In this paper, we propose a correlation-based background linearity calibration technique to digitally correct the bit weights in successive approximation register (SAR)-assisted analog-to-digital converters (ADCs). Unlike typical dithering-based calibration techniques in which signal dynamic range (DR) is unavoidably reduced, in this work, a small dither signal is injected into the input path by a simple switching scheme. The associated DR loss is avoided by the back-end redundancy. We also describe a capacitor-scanning dither method to accomplish simultaneous and independent identification of multiple bit weights. In addition, a digital-domain input-interference cancellation (IIC) technique is proposed to accelerate the convergence speed of the correlation-based calibration. The proposed calibration and acceleration techniques are analyzed by using both theoretical formulation and system simulation. The simulation results are presented with a 12-bit SAR-assisted two-stage pipeline ADC model.

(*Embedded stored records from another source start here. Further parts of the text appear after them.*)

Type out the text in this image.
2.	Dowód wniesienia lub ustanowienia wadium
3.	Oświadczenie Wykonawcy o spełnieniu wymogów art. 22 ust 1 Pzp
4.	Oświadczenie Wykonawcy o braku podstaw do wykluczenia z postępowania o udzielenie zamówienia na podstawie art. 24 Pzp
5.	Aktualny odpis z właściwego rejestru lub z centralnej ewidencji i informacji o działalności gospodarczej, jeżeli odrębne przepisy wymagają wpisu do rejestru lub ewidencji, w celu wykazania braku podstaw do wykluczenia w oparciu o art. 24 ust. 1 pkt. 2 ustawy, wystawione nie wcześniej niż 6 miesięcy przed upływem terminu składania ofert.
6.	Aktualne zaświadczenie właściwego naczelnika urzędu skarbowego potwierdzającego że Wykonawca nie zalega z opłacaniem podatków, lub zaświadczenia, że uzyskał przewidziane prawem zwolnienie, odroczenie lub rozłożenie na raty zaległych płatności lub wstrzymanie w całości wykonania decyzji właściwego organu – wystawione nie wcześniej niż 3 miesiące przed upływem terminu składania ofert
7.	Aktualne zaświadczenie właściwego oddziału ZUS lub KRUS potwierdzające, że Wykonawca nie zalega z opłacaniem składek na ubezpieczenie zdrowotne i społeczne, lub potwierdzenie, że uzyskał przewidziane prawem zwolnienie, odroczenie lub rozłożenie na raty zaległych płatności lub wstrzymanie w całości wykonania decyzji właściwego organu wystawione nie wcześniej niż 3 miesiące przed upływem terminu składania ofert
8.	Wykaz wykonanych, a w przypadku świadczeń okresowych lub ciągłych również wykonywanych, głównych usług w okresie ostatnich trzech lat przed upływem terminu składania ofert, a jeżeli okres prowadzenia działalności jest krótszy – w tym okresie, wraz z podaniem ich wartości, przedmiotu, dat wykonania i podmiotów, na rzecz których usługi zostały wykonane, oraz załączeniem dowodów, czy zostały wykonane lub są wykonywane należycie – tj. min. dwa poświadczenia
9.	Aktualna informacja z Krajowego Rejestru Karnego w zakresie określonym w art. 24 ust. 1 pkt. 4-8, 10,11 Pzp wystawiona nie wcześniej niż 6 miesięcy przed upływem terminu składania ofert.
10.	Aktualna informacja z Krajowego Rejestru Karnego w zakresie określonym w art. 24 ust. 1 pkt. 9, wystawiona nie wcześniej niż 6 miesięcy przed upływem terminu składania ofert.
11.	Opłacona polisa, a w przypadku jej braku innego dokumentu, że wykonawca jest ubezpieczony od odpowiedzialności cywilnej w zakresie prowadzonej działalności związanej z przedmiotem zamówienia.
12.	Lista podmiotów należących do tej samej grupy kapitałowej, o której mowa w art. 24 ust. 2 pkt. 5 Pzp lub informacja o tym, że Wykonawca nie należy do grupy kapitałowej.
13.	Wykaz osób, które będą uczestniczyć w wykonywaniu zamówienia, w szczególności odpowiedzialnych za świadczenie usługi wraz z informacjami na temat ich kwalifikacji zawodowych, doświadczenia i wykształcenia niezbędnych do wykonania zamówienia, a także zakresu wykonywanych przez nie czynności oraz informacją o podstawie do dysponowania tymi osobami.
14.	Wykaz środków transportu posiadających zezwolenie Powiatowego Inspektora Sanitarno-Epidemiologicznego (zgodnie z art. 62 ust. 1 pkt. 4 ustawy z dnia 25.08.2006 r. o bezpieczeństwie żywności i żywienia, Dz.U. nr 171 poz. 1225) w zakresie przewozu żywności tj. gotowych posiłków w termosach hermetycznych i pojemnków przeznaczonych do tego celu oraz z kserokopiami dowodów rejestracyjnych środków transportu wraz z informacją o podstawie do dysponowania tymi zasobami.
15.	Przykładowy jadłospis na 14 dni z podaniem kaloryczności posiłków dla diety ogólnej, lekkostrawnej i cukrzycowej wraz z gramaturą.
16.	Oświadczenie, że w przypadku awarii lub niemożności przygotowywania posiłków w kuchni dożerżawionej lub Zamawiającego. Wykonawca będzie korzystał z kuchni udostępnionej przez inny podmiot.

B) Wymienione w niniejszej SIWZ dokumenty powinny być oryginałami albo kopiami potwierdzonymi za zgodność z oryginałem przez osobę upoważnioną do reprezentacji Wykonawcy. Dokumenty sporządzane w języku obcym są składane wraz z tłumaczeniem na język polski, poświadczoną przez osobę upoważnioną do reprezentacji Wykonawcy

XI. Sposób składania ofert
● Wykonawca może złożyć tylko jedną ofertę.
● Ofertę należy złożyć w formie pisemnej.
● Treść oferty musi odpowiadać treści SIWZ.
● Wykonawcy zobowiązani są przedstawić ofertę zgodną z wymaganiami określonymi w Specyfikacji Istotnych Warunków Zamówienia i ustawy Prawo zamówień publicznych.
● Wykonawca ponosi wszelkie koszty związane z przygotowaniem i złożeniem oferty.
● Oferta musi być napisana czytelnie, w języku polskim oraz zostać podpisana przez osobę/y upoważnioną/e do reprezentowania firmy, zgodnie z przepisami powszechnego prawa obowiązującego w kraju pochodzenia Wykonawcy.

Owing to our proposed calibration, the spurious-free dynamic range (SFDR) increased from 60.1 to 84.8 dB and the signal to noise and distortion ratio (SNDR) improved from 55.4 to 72.5 dB. By comparing the cases with and without the proposed IIC technique, a $50\times $ reduction in convergence cycle could be achieved. The proposed calibration technique can be utilized to overcome the inherent DAC mismatch and residue gain errors to implement high-linearity ADCs, such as SAR-assisted ADCs in many different applications.